Named after the Urdu word for ‘vegetable’, chef Rohit Ghai has published his first cookbook showcasing a selection of recipes inspired by India’s rich food scene. Filled with vegetarian and vegan dishes, TARKARI: Vegetarian and Vegan Indian Dishes with Heart and Soul pays homage to home cooking, including dishes his parents ate, such as Malabar cauliflower, lotus root kofta, and jackfruit masala.
Having worked as Executive Chef in high-end Indian restaurants such as Bombay Bustle, Jamavar, Gymkhana, Hoppers, Trishna, Benares, and Verandah in Copenhagen over the past 15 years, Rohit Ghai opened his first restaurant, Kutir, in 2018. Following the success of the Chelsea restaurant, Rohit also opened Manthan in Mayfair last year. Meaning ‘to churn and reflect’, Manthan is inspired by the chef’s extensive international career, and dishes reflecting his culinary experiences – both professional and personal.

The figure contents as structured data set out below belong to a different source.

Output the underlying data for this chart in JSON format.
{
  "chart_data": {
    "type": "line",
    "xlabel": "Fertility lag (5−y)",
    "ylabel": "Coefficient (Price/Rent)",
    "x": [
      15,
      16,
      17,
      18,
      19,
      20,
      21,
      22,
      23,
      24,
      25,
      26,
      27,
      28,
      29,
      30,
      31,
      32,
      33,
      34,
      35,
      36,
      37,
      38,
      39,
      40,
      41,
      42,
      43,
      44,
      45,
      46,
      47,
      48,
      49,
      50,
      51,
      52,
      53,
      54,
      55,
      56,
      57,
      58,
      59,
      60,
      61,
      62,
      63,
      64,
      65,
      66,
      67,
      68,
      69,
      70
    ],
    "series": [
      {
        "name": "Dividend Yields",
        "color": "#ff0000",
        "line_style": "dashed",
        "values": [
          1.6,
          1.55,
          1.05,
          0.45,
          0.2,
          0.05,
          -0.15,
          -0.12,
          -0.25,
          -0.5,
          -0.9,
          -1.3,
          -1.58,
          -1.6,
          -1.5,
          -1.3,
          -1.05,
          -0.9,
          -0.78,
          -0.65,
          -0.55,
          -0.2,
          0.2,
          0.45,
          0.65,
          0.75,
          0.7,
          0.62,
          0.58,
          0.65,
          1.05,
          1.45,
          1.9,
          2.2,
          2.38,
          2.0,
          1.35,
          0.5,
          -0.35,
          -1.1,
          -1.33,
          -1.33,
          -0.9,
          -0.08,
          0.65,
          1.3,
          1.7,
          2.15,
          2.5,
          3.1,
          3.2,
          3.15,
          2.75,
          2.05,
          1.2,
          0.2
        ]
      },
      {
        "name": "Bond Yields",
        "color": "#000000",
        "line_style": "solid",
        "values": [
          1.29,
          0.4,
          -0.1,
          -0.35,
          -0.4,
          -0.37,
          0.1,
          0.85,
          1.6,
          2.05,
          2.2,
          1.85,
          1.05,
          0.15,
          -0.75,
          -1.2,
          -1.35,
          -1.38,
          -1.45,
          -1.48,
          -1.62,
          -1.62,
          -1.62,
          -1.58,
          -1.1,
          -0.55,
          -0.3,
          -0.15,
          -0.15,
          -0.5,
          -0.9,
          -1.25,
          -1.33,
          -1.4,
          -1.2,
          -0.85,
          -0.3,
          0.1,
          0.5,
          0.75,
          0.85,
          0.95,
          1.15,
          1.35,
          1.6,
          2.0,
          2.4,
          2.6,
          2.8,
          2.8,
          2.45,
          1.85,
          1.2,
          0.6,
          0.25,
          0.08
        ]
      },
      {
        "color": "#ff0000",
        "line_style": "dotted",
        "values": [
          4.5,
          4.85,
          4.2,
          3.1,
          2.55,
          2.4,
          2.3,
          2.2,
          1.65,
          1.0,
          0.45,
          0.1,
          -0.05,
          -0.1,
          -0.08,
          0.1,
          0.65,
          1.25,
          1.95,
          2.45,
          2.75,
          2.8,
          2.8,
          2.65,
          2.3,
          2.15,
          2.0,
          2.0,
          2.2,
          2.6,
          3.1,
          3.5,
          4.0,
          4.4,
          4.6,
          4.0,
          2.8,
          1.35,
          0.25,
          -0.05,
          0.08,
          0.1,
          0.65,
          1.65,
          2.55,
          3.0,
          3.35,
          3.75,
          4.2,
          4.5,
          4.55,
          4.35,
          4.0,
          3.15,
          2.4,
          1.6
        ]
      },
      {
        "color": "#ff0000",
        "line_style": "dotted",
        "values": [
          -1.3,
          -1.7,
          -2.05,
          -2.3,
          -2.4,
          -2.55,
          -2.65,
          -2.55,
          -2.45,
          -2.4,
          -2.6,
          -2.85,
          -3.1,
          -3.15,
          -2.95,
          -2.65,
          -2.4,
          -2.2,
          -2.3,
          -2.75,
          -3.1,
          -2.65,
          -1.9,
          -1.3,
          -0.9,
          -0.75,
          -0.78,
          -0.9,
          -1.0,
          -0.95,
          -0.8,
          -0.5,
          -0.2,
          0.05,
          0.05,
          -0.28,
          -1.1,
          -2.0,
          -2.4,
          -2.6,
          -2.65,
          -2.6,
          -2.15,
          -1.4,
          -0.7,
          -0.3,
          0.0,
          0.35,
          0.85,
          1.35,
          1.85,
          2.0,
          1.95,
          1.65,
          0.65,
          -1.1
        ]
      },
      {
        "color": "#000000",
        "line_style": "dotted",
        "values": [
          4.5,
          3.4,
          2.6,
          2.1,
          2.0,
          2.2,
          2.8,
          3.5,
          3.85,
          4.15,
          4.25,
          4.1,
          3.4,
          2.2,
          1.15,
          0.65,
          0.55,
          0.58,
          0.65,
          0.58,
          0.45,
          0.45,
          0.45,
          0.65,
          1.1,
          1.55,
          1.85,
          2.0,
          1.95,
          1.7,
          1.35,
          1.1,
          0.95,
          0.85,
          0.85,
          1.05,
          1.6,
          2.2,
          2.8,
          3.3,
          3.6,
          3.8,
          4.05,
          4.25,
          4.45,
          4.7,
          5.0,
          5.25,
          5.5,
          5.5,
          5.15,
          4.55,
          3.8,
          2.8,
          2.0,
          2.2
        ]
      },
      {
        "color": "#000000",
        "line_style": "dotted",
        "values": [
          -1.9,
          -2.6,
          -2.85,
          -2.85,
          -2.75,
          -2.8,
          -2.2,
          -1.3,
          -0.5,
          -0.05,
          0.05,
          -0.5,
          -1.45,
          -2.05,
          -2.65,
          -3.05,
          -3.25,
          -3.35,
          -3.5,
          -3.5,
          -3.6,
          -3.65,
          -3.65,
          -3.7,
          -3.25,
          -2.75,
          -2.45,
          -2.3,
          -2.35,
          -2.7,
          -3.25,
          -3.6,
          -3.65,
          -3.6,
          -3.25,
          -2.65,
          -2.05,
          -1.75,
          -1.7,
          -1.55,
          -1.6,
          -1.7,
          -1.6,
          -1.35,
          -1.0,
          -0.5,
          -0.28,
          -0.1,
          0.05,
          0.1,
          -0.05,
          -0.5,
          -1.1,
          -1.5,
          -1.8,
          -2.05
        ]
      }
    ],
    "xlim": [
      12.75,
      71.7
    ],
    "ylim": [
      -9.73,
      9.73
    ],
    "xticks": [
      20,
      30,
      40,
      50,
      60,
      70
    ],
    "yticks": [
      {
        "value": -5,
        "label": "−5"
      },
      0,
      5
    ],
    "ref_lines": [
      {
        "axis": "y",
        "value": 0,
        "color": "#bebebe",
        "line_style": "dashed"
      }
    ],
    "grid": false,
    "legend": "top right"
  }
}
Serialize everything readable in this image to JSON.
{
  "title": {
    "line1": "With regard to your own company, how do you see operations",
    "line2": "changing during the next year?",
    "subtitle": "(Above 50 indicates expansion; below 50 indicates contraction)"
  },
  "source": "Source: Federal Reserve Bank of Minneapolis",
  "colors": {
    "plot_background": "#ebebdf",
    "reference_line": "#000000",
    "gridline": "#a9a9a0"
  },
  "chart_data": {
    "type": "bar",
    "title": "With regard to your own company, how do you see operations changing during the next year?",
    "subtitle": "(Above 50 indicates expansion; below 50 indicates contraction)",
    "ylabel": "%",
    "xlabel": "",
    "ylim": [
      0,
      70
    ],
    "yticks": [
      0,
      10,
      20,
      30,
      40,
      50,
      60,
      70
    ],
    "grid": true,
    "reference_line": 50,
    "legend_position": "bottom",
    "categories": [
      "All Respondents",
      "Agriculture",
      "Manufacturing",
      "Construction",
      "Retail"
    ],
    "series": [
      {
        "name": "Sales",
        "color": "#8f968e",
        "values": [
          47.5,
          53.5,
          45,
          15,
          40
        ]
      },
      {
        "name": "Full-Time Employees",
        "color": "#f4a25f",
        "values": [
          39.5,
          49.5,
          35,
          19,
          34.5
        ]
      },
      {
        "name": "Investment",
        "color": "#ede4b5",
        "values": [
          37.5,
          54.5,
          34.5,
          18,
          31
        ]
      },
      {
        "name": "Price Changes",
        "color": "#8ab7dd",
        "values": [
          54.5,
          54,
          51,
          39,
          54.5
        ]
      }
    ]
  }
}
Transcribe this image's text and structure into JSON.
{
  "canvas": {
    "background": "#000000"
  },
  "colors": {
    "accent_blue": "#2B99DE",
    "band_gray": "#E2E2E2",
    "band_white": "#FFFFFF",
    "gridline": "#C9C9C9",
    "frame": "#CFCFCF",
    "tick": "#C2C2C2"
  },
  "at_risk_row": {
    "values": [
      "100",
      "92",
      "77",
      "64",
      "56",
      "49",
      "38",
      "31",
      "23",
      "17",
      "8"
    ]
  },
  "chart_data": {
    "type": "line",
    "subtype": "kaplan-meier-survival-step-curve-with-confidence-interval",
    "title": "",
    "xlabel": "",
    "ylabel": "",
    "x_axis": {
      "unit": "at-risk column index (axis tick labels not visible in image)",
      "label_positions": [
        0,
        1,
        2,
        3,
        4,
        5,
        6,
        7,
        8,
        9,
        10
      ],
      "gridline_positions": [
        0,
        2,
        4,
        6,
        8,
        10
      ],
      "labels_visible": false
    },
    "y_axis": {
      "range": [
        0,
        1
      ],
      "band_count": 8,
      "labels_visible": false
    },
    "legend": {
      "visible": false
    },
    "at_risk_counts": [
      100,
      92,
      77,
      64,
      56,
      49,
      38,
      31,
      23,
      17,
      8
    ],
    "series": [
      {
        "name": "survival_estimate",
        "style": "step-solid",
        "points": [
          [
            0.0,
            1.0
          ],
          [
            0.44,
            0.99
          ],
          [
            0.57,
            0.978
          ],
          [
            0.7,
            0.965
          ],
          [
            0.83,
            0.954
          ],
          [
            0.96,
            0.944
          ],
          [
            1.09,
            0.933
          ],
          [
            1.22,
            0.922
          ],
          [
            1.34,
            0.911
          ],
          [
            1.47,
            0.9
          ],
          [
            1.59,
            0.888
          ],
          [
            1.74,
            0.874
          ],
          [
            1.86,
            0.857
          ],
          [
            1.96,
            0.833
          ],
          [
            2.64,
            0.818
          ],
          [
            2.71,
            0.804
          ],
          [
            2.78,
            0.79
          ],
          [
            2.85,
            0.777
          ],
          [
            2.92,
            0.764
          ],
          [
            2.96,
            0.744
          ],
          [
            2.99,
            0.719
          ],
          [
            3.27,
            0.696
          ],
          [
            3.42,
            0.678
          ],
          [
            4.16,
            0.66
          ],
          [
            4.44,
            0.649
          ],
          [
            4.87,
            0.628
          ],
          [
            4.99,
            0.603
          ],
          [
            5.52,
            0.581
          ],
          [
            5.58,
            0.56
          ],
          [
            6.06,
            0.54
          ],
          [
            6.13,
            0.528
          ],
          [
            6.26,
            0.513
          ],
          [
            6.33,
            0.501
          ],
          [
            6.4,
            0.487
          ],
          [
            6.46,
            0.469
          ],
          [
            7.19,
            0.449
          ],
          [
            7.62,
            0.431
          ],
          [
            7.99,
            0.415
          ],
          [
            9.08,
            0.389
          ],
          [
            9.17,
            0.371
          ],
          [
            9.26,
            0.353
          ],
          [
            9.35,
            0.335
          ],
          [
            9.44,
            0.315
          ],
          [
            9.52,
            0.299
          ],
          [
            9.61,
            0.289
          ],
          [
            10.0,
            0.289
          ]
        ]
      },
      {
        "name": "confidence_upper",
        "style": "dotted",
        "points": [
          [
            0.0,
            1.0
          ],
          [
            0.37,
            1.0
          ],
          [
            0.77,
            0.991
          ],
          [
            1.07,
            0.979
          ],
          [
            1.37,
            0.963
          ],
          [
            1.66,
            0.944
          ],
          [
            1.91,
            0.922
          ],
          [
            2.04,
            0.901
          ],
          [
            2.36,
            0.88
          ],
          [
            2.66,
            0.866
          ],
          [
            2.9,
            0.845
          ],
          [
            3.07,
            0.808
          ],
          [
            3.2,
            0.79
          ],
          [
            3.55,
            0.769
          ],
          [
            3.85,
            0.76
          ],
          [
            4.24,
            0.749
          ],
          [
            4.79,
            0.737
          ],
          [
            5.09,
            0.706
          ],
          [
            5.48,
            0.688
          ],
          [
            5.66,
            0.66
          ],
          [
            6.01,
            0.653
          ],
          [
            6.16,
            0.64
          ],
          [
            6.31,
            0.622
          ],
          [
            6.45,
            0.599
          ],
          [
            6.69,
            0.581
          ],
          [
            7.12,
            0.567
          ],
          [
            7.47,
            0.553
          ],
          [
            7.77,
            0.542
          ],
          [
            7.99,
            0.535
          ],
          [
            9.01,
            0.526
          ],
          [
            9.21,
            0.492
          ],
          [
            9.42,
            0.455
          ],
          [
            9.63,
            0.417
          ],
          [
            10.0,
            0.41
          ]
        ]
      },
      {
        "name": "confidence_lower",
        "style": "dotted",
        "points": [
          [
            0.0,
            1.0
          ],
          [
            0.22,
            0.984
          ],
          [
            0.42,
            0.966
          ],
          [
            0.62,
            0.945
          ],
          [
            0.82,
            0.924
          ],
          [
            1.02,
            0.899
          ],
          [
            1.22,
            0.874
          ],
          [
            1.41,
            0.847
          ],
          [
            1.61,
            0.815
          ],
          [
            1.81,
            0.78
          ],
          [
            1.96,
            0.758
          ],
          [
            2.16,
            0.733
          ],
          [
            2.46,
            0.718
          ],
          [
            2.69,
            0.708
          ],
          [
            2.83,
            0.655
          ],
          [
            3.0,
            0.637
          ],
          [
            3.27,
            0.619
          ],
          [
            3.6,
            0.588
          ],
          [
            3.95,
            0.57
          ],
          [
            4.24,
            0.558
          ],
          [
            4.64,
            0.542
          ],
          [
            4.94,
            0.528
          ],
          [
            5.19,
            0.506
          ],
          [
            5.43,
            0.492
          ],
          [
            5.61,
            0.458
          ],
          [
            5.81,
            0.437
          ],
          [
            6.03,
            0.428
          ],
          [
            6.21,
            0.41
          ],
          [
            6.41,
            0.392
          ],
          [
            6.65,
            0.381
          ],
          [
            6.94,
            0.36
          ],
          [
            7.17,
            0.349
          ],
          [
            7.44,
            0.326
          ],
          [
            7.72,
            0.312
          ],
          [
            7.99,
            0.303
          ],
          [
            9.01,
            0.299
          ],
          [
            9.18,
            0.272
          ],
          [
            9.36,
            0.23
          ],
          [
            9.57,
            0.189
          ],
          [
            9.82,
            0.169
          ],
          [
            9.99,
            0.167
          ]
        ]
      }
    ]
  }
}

For his jackfruit masala recipe, Rohit Ghai suggests using either tinned jackfruit, or the fresh fruit, for which he outlines a simple guide to preparing it. Once prepared, the jackfruit is shallow fried until lightly browned and cooked with onions, ginger and garlic paste, turmeric, chilli powder, mango powder, and ground coriander. Once all cooked down and aromatic, tomatoes, green chillies and ginger are added to the pan and cooked until the oil separates, forming a curry paste. It’s then simmered for just a few minutes, for the jackfruit pieces to absorb the flavour from the spices. It’s finally sprinkled with garam masala and coriander leaves, then best served with chapatis.
On his jackfruit masala recipe, Rohit Ghai says: “Jackfruit is a truly versatile vegetable, with a wonderful flavour and texture. It’s sometimes known as ‘vegetarian meat’, because it contains lots of fibre. This jackfruit masala is simple and delicious.”
The following recipe is extracted from TARKARI: Vegetarian and Vegan Indian Dishes with Heart and Soul by Rohit Ghai (Kyle Books £25).
- 500 g unripe jackfruit fresh or tinned
- 2 tbsp rapeseed oil
- 250 g onions chopped
- 1 tbsp ginger/garlic Paste
- ¼ tsp ground turmeric
- 1 tsp red chilli powder
- ½ tsp Kashmiri chilli powder
- 1 tsp amchur dried mango powder
- 1 tbsp ground coriander
- 150 g tomatoes chopped
- 1 green chilli deseeded and chopped
- 1 tbsp chopped ginger
- 1 tsp Garam Masala
- A handful of coriander leaves
- Chapatis to serve
- If using tinned jackfruit, wash it under running cold water and leave it in a colander.
- If you are using raw whole jackfruit, first grease your fingers well with vegetable or rapeseed oil, or mustard oil if you have it. Place a bowl of oil next to you while cutting the jackfruit, as you will need to smear your palms with oil from time to time – the oil prevents the jackfruit fibres from sticking to your hand. With a sharp knife remove the skin of the jackfruit and cut out any thick stem in the centre. Cut the jackfruit into small pieces. Don’t wash it.
- Heat the oil in a kadai or frying pan over a medium heat. Once it starts smoking, add the jackfruit in small batches and shallow-fry until light brown. Remove from the pan, place in a colander and set aside.
- Add the onions to the pan and fry until golden brown. Add the Ginger/Garlic Paste and cook for 4–5 minutes, until the raw aroma disappears, then add the turmeric, red chilli powder, dried mango powder, ground coriander and a pinch of salt.
- Add the tomatoes, green chillies and ginger and cook until the oil separates. This usually takes 5–10 minutes over a low heat.
- Add the jackfruit and stir to coat the pieces evenly with the spice mix. Cover with a lid and let the mixture cook over a low heat for 3–4 minutes, stirring occasionally. During this time the jackfruit pieces absorb the flavour of the spices and the sauce should become dry. Sprinkle with the Garam Masala and scatter over the coriander leaves. Serve with chapatis.